Programming languages used based on task:
- Corpus Formatting - anything!
- Translation System - C/C++, Python, and SWIG
- Web interface - Python, Javascript
Tasks Completed:
- Parallel English/Haitian Corpus finalized
- Acquired web hosting via vis slicehost.
- Built the webhost (it was a "from scratch" virtual machine instance).
- Built moses and dependencies on the webhost.
- moses has generated it's required data sets from the parallel corpus.
- Got the moses c/c++ backend wrapped in python.
- Project logo completed.
- Project site is up and running, I'm building a user-base!
TODO Tasks:
- Improve error handling on the web page
- Package source code for public consumption
- Release training text, collect more training text (english and haitian)
- Identify other languages that need automatic translation tools
- Review web user interface, improve
- Find projects that could integrate into our service
- Develop mobile application/variant
January 30th update (Toronto team)
- Contact Heather Leson heatherlesonAT gmail.com or Jeff Kolesnikowicz Jeff At codepoets dot ca if you have any questions.

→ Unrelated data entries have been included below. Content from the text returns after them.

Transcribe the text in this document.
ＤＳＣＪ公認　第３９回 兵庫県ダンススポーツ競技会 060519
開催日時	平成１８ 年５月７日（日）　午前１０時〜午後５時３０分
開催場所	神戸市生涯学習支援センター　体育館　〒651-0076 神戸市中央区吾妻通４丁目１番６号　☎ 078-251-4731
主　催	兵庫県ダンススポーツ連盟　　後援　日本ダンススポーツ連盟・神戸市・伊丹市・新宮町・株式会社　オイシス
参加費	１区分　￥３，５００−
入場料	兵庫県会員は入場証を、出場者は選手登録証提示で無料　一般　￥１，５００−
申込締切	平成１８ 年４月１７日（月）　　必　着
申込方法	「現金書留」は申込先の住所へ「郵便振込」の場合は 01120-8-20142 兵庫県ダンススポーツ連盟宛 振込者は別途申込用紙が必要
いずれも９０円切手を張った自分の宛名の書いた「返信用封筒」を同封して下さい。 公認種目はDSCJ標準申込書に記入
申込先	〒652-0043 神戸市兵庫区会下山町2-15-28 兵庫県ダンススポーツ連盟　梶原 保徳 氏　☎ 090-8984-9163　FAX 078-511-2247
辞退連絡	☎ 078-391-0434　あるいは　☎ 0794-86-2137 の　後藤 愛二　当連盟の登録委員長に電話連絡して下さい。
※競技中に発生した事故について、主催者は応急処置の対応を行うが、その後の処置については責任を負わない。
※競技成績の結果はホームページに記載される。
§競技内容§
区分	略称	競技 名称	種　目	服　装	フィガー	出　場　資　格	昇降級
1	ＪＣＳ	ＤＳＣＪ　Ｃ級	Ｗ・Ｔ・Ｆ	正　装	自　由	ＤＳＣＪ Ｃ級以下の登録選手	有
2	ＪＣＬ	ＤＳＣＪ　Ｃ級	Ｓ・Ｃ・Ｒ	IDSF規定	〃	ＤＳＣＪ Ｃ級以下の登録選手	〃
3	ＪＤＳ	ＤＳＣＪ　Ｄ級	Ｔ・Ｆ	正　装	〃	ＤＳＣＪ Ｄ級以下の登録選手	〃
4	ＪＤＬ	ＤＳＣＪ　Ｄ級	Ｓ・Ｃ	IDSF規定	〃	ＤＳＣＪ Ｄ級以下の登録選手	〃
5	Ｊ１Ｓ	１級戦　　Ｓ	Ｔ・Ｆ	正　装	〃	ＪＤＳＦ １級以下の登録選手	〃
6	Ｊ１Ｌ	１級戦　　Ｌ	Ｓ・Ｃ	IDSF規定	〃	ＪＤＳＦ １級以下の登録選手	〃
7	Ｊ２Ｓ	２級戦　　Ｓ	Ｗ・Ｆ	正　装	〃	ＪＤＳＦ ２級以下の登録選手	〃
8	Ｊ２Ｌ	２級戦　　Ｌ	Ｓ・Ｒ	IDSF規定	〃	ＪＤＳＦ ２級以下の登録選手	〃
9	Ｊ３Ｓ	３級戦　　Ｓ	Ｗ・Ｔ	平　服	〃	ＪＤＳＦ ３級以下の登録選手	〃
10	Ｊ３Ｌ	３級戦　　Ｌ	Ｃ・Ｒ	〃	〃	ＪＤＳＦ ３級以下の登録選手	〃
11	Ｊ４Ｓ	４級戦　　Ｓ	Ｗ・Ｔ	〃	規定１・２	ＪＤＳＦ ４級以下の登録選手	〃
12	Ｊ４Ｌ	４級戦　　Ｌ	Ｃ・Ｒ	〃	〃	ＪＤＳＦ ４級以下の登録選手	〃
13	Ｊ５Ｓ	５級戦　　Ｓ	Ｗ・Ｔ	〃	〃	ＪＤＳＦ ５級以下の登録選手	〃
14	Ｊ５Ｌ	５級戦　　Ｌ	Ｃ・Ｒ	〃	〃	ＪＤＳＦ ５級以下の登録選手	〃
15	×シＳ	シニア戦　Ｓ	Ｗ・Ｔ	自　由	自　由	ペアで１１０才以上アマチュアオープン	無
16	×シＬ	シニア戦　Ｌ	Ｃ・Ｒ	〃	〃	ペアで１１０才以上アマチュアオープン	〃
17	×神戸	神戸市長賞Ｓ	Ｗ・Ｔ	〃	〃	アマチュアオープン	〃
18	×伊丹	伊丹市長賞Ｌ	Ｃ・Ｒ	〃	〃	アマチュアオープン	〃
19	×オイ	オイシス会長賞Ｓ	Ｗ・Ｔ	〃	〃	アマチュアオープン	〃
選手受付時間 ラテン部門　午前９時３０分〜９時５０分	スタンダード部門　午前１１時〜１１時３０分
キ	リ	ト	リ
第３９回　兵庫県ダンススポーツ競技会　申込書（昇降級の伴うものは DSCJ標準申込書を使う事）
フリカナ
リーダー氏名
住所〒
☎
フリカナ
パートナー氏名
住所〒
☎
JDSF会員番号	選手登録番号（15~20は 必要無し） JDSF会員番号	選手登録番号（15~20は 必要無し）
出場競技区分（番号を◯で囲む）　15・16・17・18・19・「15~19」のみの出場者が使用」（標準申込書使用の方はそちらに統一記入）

- Our team worked with Chris Taylor on this project. Chris's project uses an MT system called "Moses". Our team started to test other alternatives such as the google api. Translators worked with Py developers.
February 6th update (Toronto team)
- Have a basic Web form working, but I'm having some I18N issues.
- Don't have permission to check in to the Google Code repository.
- created a link using google translate app direct to an irc bot
- test case set up
- Built a web front end - not ready yet
- also backing onto google translate service
- Our Kreyol translators advised that the the translations need work, but a start
- NEXT STEPS: request comparison of google translation back-end and the "moses" MT backend
The bot code was a proof of concept. The rest of our bot is deeply unready for public exposure, and without the rest of the bot, that piece won't be of much use to anyone. The folks from Toronto continue to work on this.